As described above, in the method of the present invention, the light emission amount and the voltage drop of the light emitting diode to be inspected are not individually evaluated, but both the light emission amount and the voltage drop are simultaneously evaluated. Since the selection is performed in this manner, the non-defective product rate can be increased within a range where there is no practical problem, and it is very effective in improving the yield and reducing the cost.

[Brief description of drawings]

FIG. 1 is a general I _F -V _F characteristic diagram of IRED.

FIG. 2 is an equivalent circuit of a light projecting circuit used in an active distance measuring device.

FIG. 3 is a general I _F -P _E characteristic diagram of IRED.

FIG. 4 is an I _F -P _E characteristic diagram of IRED used in the experiment.

FIG. 5 is a graph showing an output ratio of the light receiving unit with respect to the reciprocal of the object distance of the active distance measuring device used in the experiment.

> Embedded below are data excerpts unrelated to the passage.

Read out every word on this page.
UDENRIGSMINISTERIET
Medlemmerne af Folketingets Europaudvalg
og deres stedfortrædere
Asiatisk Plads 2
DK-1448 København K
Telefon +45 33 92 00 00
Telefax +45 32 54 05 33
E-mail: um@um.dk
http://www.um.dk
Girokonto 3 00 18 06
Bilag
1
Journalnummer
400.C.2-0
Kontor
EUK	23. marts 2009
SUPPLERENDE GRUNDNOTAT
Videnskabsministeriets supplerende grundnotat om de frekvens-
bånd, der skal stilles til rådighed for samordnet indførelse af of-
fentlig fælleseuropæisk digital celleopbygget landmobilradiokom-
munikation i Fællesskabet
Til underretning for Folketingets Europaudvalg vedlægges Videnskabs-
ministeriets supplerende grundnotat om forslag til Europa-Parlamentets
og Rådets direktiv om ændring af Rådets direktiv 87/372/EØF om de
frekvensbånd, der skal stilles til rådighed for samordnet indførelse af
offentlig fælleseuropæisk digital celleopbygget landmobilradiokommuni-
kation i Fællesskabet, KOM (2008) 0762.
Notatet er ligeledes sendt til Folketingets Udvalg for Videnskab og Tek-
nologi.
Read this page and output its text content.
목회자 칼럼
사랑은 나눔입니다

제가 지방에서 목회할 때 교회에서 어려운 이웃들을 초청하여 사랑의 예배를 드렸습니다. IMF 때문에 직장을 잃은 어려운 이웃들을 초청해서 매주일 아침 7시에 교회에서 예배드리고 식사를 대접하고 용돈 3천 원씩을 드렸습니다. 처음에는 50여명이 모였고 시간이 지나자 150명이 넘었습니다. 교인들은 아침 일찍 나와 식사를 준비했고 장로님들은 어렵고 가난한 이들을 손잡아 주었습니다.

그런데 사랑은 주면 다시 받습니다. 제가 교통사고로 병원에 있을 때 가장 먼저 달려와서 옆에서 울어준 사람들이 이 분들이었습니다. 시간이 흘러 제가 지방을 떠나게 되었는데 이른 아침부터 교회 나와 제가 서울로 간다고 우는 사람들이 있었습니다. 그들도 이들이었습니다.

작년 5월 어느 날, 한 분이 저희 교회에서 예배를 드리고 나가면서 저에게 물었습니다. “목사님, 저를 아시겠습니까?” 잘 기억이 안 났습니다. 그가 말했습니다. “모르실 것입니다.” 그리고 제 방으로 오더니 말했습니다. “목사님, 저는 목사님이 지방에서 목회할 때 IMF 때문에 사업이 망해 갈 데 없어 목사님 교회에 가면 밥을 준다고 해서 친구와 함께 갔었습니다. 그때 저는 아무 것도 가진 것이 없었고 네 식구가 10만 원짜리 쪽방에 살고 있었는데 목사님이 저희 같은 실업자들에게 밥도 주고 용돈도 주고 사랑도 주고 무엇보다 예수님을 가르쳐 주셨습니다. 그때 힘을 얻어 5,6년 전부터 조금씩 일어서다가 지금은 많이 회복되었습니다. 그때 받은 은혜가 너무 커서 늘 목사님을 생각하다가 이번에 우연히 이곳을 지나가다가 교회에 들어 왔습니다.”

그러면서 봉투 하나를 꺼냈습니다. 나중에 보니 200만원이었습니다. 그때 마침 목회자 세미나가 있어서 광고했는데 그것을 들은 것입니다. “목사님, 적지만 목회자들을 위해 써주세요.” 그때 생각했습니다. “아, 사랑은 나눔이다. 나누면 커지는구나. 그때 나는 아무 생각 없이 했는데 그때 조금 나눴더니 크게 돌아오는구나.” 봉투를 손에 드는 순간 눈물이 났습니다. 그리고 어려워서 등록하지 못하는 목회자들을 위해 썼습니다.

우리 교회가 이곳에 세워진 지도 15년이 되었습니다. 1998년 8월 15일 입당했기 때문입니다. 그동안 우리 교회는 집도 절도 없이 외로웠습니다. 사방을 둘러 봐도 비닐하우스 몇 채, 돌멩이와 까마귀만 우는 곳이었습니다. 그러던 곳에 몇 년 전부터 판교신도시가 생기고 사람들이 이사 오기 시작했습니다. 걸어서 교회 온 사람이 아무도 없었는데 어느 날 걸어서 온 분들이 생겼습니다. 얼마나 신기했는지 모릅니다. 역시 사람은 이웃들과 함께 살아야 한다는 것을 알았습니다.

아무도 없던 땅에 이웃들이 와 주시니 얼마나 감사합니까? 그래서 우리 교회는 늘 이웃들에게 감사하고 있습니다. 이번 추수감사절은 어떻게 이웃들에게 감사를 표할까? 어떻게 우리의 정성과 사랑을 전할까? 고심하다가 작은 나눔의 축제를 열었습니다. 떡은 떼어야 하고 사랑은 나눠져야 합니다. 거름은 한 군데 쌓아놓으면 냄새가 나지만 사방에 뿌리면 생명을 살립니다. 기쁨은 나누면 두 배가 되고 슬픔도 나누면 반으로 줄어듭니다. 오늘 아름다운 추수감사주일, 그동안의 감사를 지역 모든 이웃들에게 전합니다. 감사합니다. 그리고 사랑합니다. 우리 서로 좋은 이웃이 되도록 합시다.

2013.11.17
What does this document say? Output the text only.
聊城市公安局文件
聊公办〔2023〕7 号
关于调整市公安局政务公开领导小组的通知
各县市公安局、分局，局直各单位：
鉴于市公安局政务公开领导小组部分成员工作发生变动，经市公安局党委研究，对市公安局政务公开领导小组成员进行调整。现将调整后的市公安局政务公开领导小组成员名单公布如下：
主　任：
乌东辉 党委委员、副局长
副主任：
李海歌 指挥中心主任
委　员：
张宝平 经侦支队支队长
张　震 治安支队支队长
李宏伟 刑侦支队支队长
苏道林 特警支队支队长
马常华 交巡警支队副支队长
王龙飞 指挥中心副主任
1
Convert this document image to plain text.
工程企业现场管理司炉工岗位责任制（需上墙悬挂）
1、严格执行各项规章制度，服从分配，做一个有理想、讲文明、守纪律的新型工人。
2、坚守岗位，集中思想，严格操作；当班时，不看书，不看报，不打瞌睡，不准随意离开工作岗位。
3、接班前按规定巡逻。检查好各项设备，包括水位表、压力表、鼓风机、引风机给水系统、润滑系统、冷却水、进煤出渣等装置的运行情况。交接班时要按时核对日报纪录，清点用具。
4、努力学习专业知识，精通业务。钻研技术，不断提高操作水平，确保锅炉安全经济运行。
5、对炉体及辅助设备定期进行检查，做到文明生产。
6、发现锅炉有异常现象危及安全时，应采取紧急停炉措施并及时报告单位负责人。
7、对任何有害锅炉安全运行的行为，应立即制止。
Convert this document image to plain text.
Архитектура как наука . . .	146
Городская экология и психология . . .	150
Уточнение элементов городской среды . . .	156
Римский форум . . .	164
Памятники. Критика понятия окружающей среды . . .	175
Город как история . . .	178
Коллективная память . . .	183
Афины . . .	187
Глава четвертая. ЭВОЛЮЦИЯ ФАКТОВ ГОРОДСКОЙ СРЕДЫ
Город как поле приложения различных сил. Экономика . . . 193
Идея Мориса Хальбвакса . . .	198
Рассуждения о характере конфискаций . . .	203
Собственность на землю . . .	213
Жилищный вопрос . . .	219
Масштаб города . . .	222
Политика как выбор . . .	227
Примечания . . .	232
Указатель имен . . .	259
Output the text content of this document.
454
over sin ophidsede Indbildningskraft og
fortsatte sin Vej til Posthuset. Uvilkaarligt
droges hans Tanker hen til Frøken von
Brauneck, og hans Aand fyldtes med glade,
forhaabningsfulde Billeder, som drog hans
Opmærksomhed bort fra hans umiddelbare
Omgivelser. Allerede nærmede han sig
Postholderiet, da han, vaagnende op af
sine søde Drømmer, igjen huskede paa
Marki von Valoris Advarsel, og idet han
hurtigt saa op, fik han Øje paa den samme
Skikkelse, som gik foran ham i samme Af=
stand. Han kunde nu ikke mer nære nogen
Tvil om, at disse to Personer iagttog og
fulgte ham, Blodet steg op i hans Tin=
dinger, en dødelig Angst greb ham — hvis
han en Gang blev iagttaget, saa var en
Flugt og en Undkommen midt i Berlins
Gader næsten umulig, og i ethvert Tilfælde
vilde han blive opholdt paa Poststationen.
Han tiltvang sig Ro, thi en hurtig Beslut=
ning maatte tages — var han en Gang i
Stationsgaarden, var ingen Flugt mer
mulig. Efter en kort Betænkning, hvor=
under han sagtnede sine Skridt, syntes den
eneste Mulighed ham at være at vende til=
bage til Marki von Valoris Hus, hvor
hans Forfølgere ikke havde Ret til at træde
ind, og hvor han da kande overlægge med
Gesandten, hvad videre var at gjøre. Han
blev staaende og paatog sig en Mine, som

[Explanation of symbols] 3 IRED 4 switching transistors 5 power battery 6 Internal resistance

Continuation of front page (56) Reference JP-A-5-190636 (JP, A) JP-A-62-276431 (JP, A) JP-A-58-196468 (JP, A) JP-A-2-198178 (JP , A) JP-A-6-310756 (JP, A) Actual development 5-90466 (JP, U) (58) Fields investigated (Int.Cl. ⁷ , DB name) H01L 33/00 G01R 31/26 H01L 21/66

Claims (2)

(57) [Claims] 1. A method of selecting a light-emitting diode, which is incorporated in a drive circuit to which a voltage V _CC is applied and is driven so as to obtain at least a light emission amount P _0, wherein the drive circuit connected in series to the light-emitting diode is used. When the resistance is ρ and the turn-on voltage of the light emitting diode is β, a measurement current I _E is passed through the light emitting diode at the time of selection to measure the voltage V _E across the light emitting diode and the light emission amount P _E, and P _E ≧ P ₀ · A method of selecting a light emitting diode, characterized in that it is judged as a non-defective product when (V _E −β + ρ · _IE ) / (V _cc −β) is satisfied. 2. The light emitting diode is a light emitting diode that is incorporated in a light projecting unit of an active distance measuring device and projects near infrared light for distance measurement toward a subject. 1. The method for selecting a light emitting diode according to 1.